Depuis lors, l’Ukraine aurait bien besoin d’un apport migratoire. Dans le dossier sur le “Bouleversement démographique en Europe” paru en juin dernier, le rédacteur-en-chef du Monde diplomatique, Philippe Descamps, nous donne des chiffres: “En trente ans, la Roumanie a perdu 3,2 millions d’habitants, soit 14% de sa population de 1987. L’hémorragie est encore plus intense chez ses voisins: 16,9% en Moldavie, 18% en Ukraine, 19,9% en Bosnie, 20,8% en Bulgarie et en Lituanie, ou encore 25,3% en Lettonie. Peut-on imagner une France qui aurait perdu le quart de sa population de 1987 et qui n’aurait plus que 41 millions d’habitants?”

Andriy Parubiy, co-fondateur du parti néo-fasciste Svoboda et maintenant président du parlement ukrainien depuis avril 2016, accueille l’Assistant Secretary of State étatsunienne Victoria Nuland, la même qui l’avait choisi et qui avait dit: “Fuck the European Union” parce que celle-ci ne jouait pas leur jeu.

Chiffres confirmés par le démographe et politologue Emmanuel Todd dans son récent ouvrage “Où en sommes-nous ? Une esquisse de l’histoire humaine”: entre 1995 et 2015 la Lithuanie a perdu 21,6% de sa population, le Luxembourg en a gagné… 50%.

Dans ce même dossier du Monde diplomatique, Cécile Marin, compare France et Ukraine, dans une note en se basant sur l’étude des France Meslé, Gilles Pison et Jacques Vallin de l’Institut national d’études démographiques, publiée dans Population et Société, de juin 2005: “France-Ukraine: des jumeaux démographiques que l’histoire a séparés”: “À la veille de la seconde guerre mondiale, l’Ukraine et la France avaient non seulement des superficies quasi équivalentes, mais aussi le même nombre d’habitants : 41 millions. Davantage marquée par le conflit, l’Ukraine connut ensuite et durant plus de trois décennies une progression très proche de sa jumelle démographique. L’avantage d’une population plus jeune était atténué par une moindre fécondité par rapport à une France en plein baby-boom. Rattrapée au début des années 1960 en matière d’espérance de vie, la France reprenait de l’avance à la faveur de la stagnation économique et sociale qui caractérisait l’Union soviétique au temps de Leonid Brejnev. Puis tout bascula… Près de trente ans après le chaos qui suivit l’effondrement de l’URSS, l’Ukraine ne compte plus que 42,5 millions d’habitants, soit guère plus qu’en 1939 et 24,5 millions de moins que la France. Cette dernière pourrait même abriter deux fois plus de personnes qu’elle à l’horizon”.

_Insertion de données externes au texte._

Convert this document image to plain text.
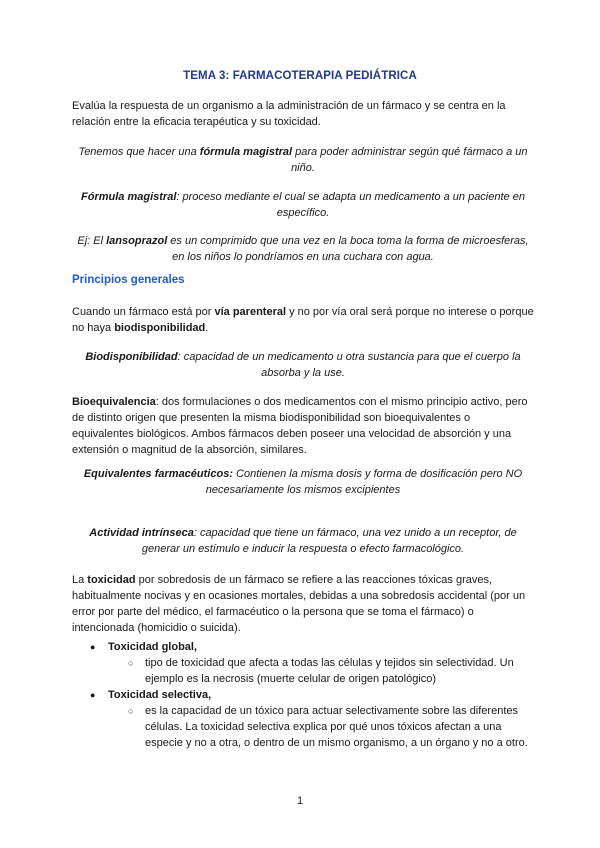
TEMA 3: FARMACOTERAPIA PEDIÁTRICA
Evalúa la respuesta de un organismo a la administración de un fármaco y se centra en la relación entre la eficacia terapéutica y su toxicidad.
Tenemos que hacer una fórmula magistral para poder administrar según qué fármaco a un niño.
Fórmula magistral: proceso mediante el cual se adapta un medicamento a un paciente en específico.
Ej: El lansoprazol es un comprimido que una vez en la boca toma la forma de microesferas, en los niños lo pondríamos en una cuchara con agua.
Principios generales
Cuando un fármaco está por vía parenteral y no por vía oral será porque no interese o porque no haya biodisponibilidad.
Biodisponibilidad: capacidad de un medicamento u otra sustancia para que el cuerpo la absorba y la use.
Bioequivalencia: dos formulaciones o dos medicamentos con el mismo principio activo, pero de distinto origen que presenten la misma biodisponibilidad son bioequivalentes o equivalentes biológicos. Ambos fármacos deben poseer una velocidad de absorción y una extensión o magnitud de la absorción, similares.
Equivalentes farmacéuticos: Contienen la misma dosis y forma de dosificación pero NO necesariamente los mismos excipientes
Actividad intrínseca: capacidad que tiene un fármaco, una vez unido a un receptor, de generar un estímulo e inducir la respuesta o efecto farmacológico.
La toxicidad por sobredosis de un fármaco se refiere a las reacciones tóxicas graves, habitualmente nocivas y en ocasiones mortales, debidas a una sobredosis accidental (por un error por parte del médico, el farmacéutico o la persona que se toma el fármaco) o intencionada (homicidio o suicida).
● Toxicidad global,
○ tipo de toxicidad que afecta a todas las células y tejidos sin selectividad. Un ejemplo es la necrosis (muerte celular de origen patológico)
● Toxicidad selectiva,
○ es la capacidad de un tóxico para actuar selectivamente sobre las diferentes células. La toxicidad selectiva explica por qué unos tóxicos afectan a una especie y no a otra, o dentro de un mismo organismo, a un órgano y no a otro.
1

Tout a commencé à l’Est “avec la chute du mur de Berlin [événement que je qualifie de clé] et l’imposition du capitalisme sauvage”, avec pour résultats: chute de la fécondité et exil des plus jeunes et entreprenants. Cela semble reparti.

Odessa, elle, est remplie d’une autre population: des touristes par milliers, surtout des pays de l’Est mais aussi d’Israël et d’Allemagne. Et des jeunes diplômés – surtout indiens et africains – de la faculté de médecine sur la cérémonie desquels nous sommes tombés devant le majestueux théâtre national, se prenant en multiples photos (on les appelle “médecins selfie”) devant les anciens bâtiments et les statues, et dans les parcs fleuris qui surplombent la mer Noire.